Seguindo o raciocínio, temos o seguinte: o verdadeiro republicano é aquele indivíduo que possui uma formação geral de qualidade, que age com plena consciência dos atos políticos que pratica, que está consciente de suas obrigações morais no que concerne às ações políticas, que age visando o bem e a manutenção de sua república, respeitando o pacto nela estabelecido (em todos os seus pormenores) e visando a paz e o bem comum.
Aí está implícita, creio eu, a questão do patriotismo. É certo que os Estados totalitários, ultra-nacionalistas e fascistas exaltam o amor à pátria de uma forma deliberadamente projetada para excluir ou expurgar qualquer possibilidade de dissidência política. Entretanto, o sentimento honesto de pertinência e amor à própria pátria não implica, necessariamente, nesse tipo de perspectiva extrema. Afinal, o próprio Artigo 15 da Declaração Universal dos Direitos Humanos garante a todos os cidadãos o direito à nacionalidade. Nisso vejo um grande potencial aproximador: o sentimento de pertinência e amor a uma mesma nação, representada na figura de uma república, tem o poder de amenizar disputas, aproximar os cidadãos de inclinações republicanas, que estão efetivamente interessados no bem comum e na felicidade de todos aqueles que compõem a república. Portanto, sustento que, para ser um verdadeiro patriota, o cidadão também precisa ser um verdadeiro republicano.
Como consequência, um patriota – sendo também um verdadeiro republicano – não pode agir politicamente visando apenas seus próprios interesses, ou os interesses de seu grupo. Ao contrário: ele deve aprender a acomodar os seus interesses particulares ou de grupo aos interesses particulares de outros, ou de outros grupos. Além disso, ele deve saber articular e acomodar seus interesses, bem como os interesses dos outros, aos interesses de sua república. Disso segue-se necessariamente que os atos de corrupção – como enriquecimento ilícito, por exemplo – são contrários ao bem comum e à república, sendo, portanto, anti-republicanos. O mesmo se aplica a qualquer outro ato que viole o pacto constitucional de uma república.
Tome-se, por exemplo, a questão da tolerância. O raciocínio aqui adotado sugere que, sendo um verdadeiro republicano, o indivíduo deve, por questão de princípio, ser também um indivíduo tolerante. O ato de atacar politicamente, seja verbal ou fisicamente, um compatriota sem que ele tenha violado quaisquer dos elementos constitutivos do pacto republicano é, em si, um ato anti-republicano – principalmente quando tal república garante a todos os seus cidadãos direitos sobre suas vidas, suas reputações, suas integridades física e psicológica. Deste modo, um indivíduo que não pratica a tolerância – especialmente no âmbito de uma república que a exige – é, por conseguinte, um indivíduo que pratica um ato anti-republicano.

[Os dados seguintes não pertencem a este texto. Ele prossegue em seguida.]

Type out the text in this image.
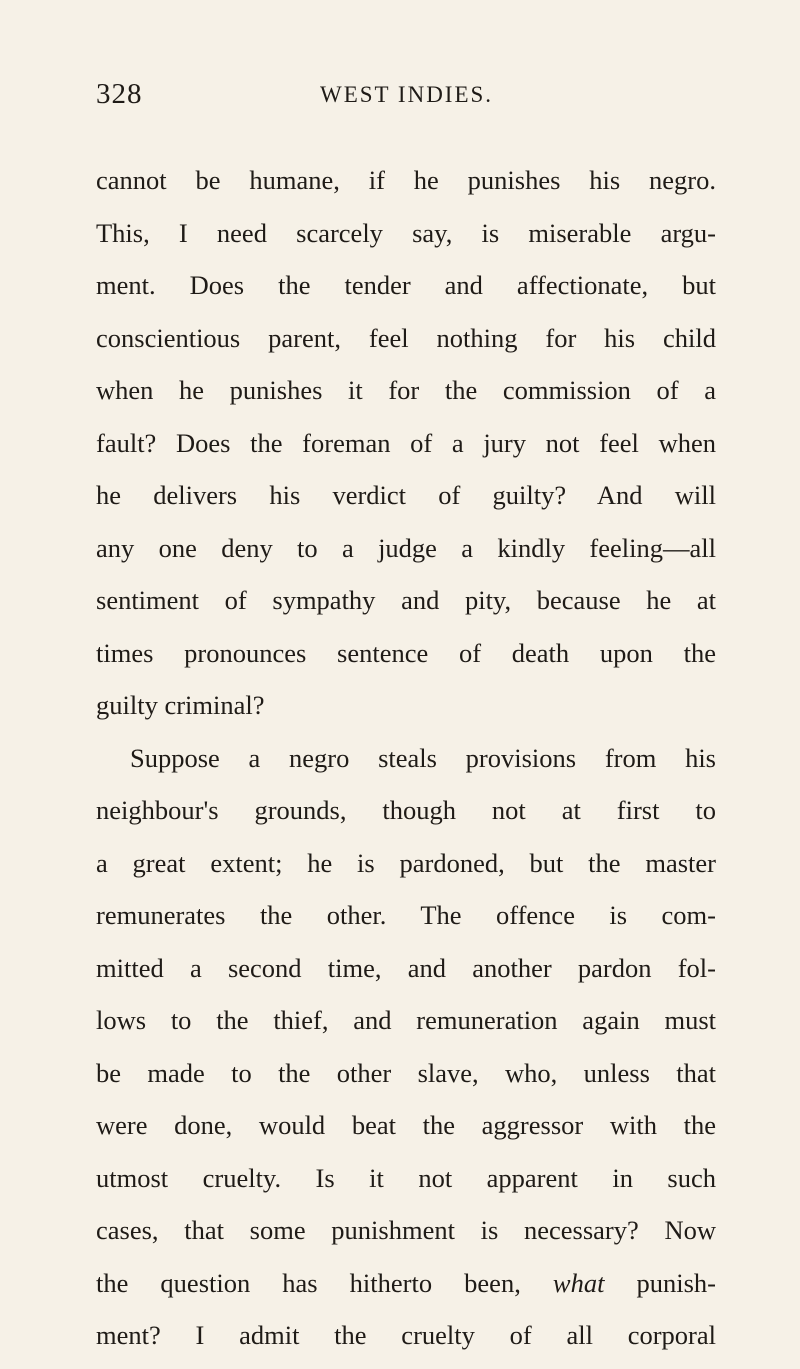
328	WEST INDIES.
cannot be humane, if he punishes his negro.
This, I need scarcely say, is miserable argu-
ment. Does the tender and affectionate, but
conscientious parent, feel nothing for his child
when he punishes it for the commission of a
fault? Does the foreman of a jury not feel when
he delivers his verdict of guilty? And will
any one deny to a judge a kindly feeling—all
sentiment of sympathy and pity, because he at
times pronounces sentence of death upon the
guilty criminal?
Suppose a negro steals provisions from his
neighbour's grounds, though not at first to
a great extent; he is pardoned, but the master
remunerates the other. The offence is com-
mitted a second time, and another pardon fol-
lows to the thief, and remuneration again must
be made to the other slave, who, unless that
were done, would beat the aggressor with the
utmost cruelty. Is it not apparent in such
cases, that some punishment is necessary? Now
the question has hitherto been, what punish-
ment? I admit the cruelty of all corporal
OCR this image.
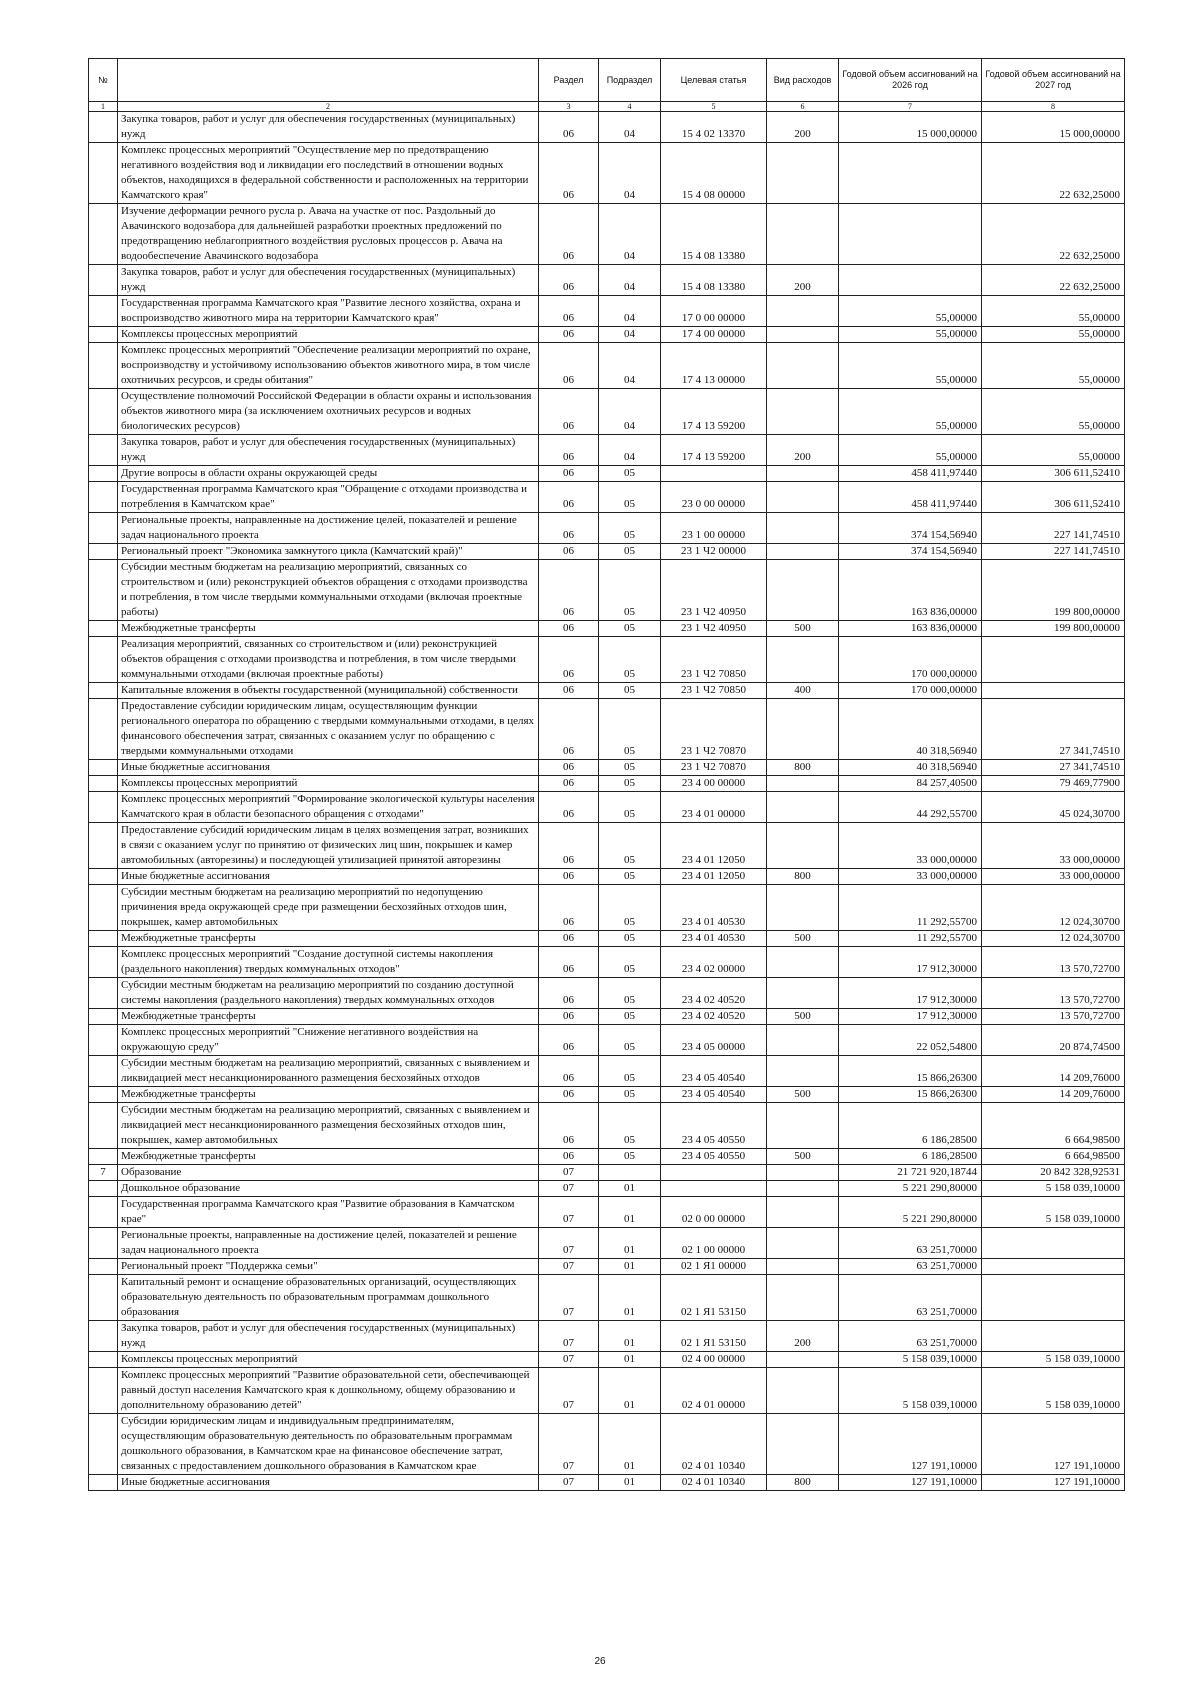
№		Раздел	Подраздел	Целевая статья	Вид расходов	Годовой объем ассигнований на 2026 год	Годовой объем ассигнований на 2027 год
1	2	3	4	5	6	7	8
	Закупка товаров, работ и услуг для обеспечения государственных (муниципальных) нужд	06	04	15 4 02 13370	200	15 000,00000	15 000,00000
	Комплекс процессных мероприятий "Осуществление мер по предотвращению негативного воздействия вод и ликвидации его последствий в отношении водных объектов, находящихся в федеральной собственности и расположенных на территории Камчатского края"	06	04	15 4 08 00000			22 632,25000
	Изучение деформации речного русла р. Авача на участке от пос. Раздольный до Авачинского водозабора для дальнейшей разработки проектных предложений по предотвращению неблагоприятного воздействия русловых процессов р. Авача на водообеспечение Авачинского водозабора	06	04	15 4 08 13380			22 632,25000
	Закупка товаров, работ и услуг для обеспечения государственных (муниципальных) нужд	06	04	15 4 08 13380	200		22 632,25000
	Государственная программа Камчатского края "Развитие лесного хозяйства, охрана и воспроизводство животного мира на территории Камчатского края"	06	04	17 0 00 00000		55,00000	55,00000
	Комплексы процессных мероприятий	06	04	17 4 00 00000		55,00000	55,00000
	Комплекс процессных мероприятий "Обеспечение реализации мероприятий по охране, воспроизводству и устойчивому использованию объектов животного мира, в том числе охотничьих ресурсов, и среды обитания"	06	04	17 4 13 00000		55,00000	55,00000
	Осуществление полномочий Российской Федерации в области охраны и использования объектов животного мира (за исключением охотничьих ресурсов и водных биологических ресурсов)	06	04	17 4 13 59200		55,00000	55,00000
	Закупка товаров, работ и услуг для обеспечения государственных (муниципальных) нужд	06	04	17 4 13 59200	200	55,00000	55,00000
	Другие вопросы в области охраны окружающей среды	06	05			458 411,97440	306 611,52410
	Государственная программа Камчатского края "Обращение с отходами производства и потребления в Камчатском крае"	06	05	23 0 00 00000		458 411,97440	306 611,52410
	Региональные проекты, направленные на достижение целей, показателей и решение задач национального проекта	06	05	23 1 00 00000		374 154,56940	227 141,74510
	Региональный проект "Экономика замкнутого цикла (Камчатский край)"	06	05	23 1 Ч2 00000		374 154,56940	227 141,74510
	Субсидии местным бюджетам на реализацию мероприятий, связанных со строительством и (или) реконструкцией объектов обращения с отходами производства и потребления, в том числе твердыми коммунальными отходами (включая проектные работы)	06	05	23 1 Ч2 40950		163 836,00000	199 800,00000
	Межбюджетные трансферты	06	05	23 1 Ч2 40950	500	163 836,00000	199 800,00000
	Реализация мероприятий, связанных со строительством и (или) реконструкцией объектов обращения с отходами производства и потребления, в том числе твердыми коммунальными отходами (включая проектные работы)	06	05	23 1 Ч2 70850		170 000,00000	
	Капитальные вложения в объекты государственной (муниципальной) собственности	06	05	23 1 Ч2 70850	400	170 000,00000	
	Предоставление субсидии юридическим лицам, осуществляющим функции регионального оператора по обращению с твердыми коммунальными отходами, в целях финансового обеспечения затрат, связанных с оказанием услуг по обращению с твердыми коммунальными отходами	06	05	23 1 Ч2 70870		40 318,56940	27 341,74510
	Иные бюджетные ассигнования	06	05	23 1 Ч2 70870	800	40 318,56940	27 341,74510
	Комплексы процессных мероприятий	06	05	23 4 00 00000		84 257,40500	79 469,77900
	Комплекс процессных мероприятий "Формирование экологической культуры населения Камчатского края в области безопасного обращения с отходами"	06	05	23 4 01 00000		44 292,55700	45 024,30700
	Предоставление субсидий юридическим лицам в целях возмещения затрат, возникших в связи с оказанием услуг по принятию от физических лиц шин, покрышек и камер автомобильных (авторезины) и последующей утилизацией принятой авторезины	06	05	23 4 01 12050		33 000,00000	33 000,00000
	Иные бюджетные ассигнования	06	05	23 4 01 12050	800	33 000,00000	33 000,00000
	Субсидии местным бюджетам на реализацию мероприятий по недопущению причинения вреда окружающей среде при размещении бесхозяйных отходов шин, покрышек, камер автомобильных	06	05	23 4 01 40530		11 292,55700	12 024,30700
	Межбюджетные трансферты	06	05	23 4 01 40530	500	11 292,55700	12 024,30700
	Комплекс процессных мероприятий "Создание доступной системы накопления (раздельного накопления) твердых коммунальных отходов"	06	05	23 4 02 00000		17 912,30000	13 570,72700
	Субсидии местным бюджетам на реализацию мероприятий по созданию доступной системы накопления (раздельного накопления) твердых коммунальных отходов	06	05	23 4 02 40520		17 912,30000	13 570,72700
	Межбюджетные трансферты	06	05	23 4 02 40520	500	17 912,30000	13 570,72700
	Комплекс процессных мероприятий "Снижение негативного воздействия на окружающую среду"	06	05	23 4 05 00000		22 052,54800	20 874,74500
	Субсидии местным бюджетам на реализацию мероприятий, связанных с выявлением и ликвидацией мест несанкционированного размещения бесхозяйных отходов	06	05	23 4 05 40540		15 866,26300	14 209,76000
	Межбюджетные трансферты	06	05	23 4 05 40540	500	15 866,26300	14 209,76000
	Субсидии местным бюджетам на реализацию мероприятий, связанных с выявлением и ликвидацией мест несанкционированного размещения бесхозяйных отходов шин, покрышек, камер автомобильных	06	05	23 4 05 40550		6 186,28500	6 664,98500
	Межбюджетные трансферты	06	05	23 4 05 40550	500	6 186,28500	6 664,98500
7	Образование	07				21 721 920,18744	20 842 328,92531
	Дошкольное образование	07	01			5 221 290,80000	5 158 039,10000
	Государственная программа Камчатского края "Развитие образования в Камчатском крае"	07	01	02 0 00 00000		5 221 290,80000	5 158 039,10000
	Региональные проекты, направленные на достижение целей, показателей и решение задач национального проекта	07	01	02 1 00 00000		63 251,70000	
	Региональный проект "Поддержка семьи"	07	01	02 1 Я1 00000		63 251,70000	
	Капитальный ремонт и оснащение образовательных организаций, осуществляющих образовательную деятельность по образовательным программам дошкольного образования	07	01	02 1 Я1 53150		63 251,70000	
	Закупка товаров, работ и услуг для обеспечения государственных (муниципальных) нужд	07	01	02 1 Я1 53150	200	63 251,70000	
	Комплексы процессных мероприятий	07	01	02 4 00 00000		5 158 039,10000	5 158 039,10000
	Комплекс процессных мероприятий "Развитие образовательной сети, обеспечивающей равный доступ населения Камчатского края к дошкольному, общему образованию и дополнительному образованию детей"	07	01	02 4 01 00000		5 158 039,10000	5 158 039,10000
	Субсидии юридическим лицам и индивидуальным предпринимателям, осуществляющим образовательную деятельность по образовательным программам дошкольного образования, в Камчатском крае на финансовое обеспечение затрат, связанных с предоставлением дошкольного образования в Камчатском крае	07	01	02 4 01 10340		127 191,10000	127 191,10000
	Иные бюджетные ассигнования	07	01	02 4 01 10340	800	127 191,10000	127 191,10000
26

Outra interessante característica do indivíduo republicano: ele é epistemicamente humilde. O que significa, então, ser “epistemicamente humilde”? Respondo: significa reconhecer que nenhum indivíduo ou grupo é detentor de um conhecimento infalível. Ou seja, nenhum é detentor da verdade; nenhum está em posição de privilégio epistêmico absoluto. Assim sendo, um indivíduo de disposições verdadeiramente republicanas reconhece sua falibilidade e, consequentemente, não impõe suas opiniões ou concepções aos demais indivíduos. Ao contrário: está disposto a debater suas ideias num plano racional, a fazer concessões epistemológicas, a entrar em acordo com outros que pensam de forma diferente.
Deste modo, em um contexto político, todo indivíduo que tenta impor sua visão de mundo ou que julga conhecer, sozinho, uma verdade universal que deve ser aceita por todos, pratica, nessa perspectiva, um ato anti-republicano. Nisso reside minha admiração pela ciência moderna: tendo o “ceticismo moderado” como um de seus valores mais caros, age com cautela epistêmica e reconhece sempre a possibilidade de equívocos no processo de formação de hipóteses. Por conseguinte, reconhece, sempre, a possibilidade de que o outro esteja certo; assim, está disposta a acomodar – a até incorporar – novos modos de “ver” o mundo.
Assim como há falibilidade em tudo aquilo em que acreditamos, há, também, falibilidade em tudo aquilo que criamos. Ora, entendendo uma república não na perspectiva aristotélica – isto é, como algo natural –, mas como algo artificialmente construído pelos seres humanos e para seu benefício, é forçoso admitir que a própria república é falível. Deste modo, se é falível, é passível de receber ajustes, isto é, melhorias que garantam e maximizem seu próprio funcionamento. Um verdadeiro republicano reconhece isso e, por ser educado, politizado, tolerante e epistemicamente humilde, está disposto a receber e acatar sugestões de outros indivíduos; além disso, é claro, o verdadeiro republicano exerce sua liberdade positiva: pois, como mencionado, participa ativamente da vida política de seu país.
Mas essa participação, sendo verdadeiramente republicana, deve conter os seguintes elementos:

  1. Ser eticamente responsável, já que esse indivíduo tem consciência de sua liberdade na hora da ação, bem como das consequências dos atos políticos que pratica.
  2. Ser politizada, já que esse indivíduo tem plena consciência dos atos políticos que pratica, bem como da ideia de que aquilo que pratica são atos políticos.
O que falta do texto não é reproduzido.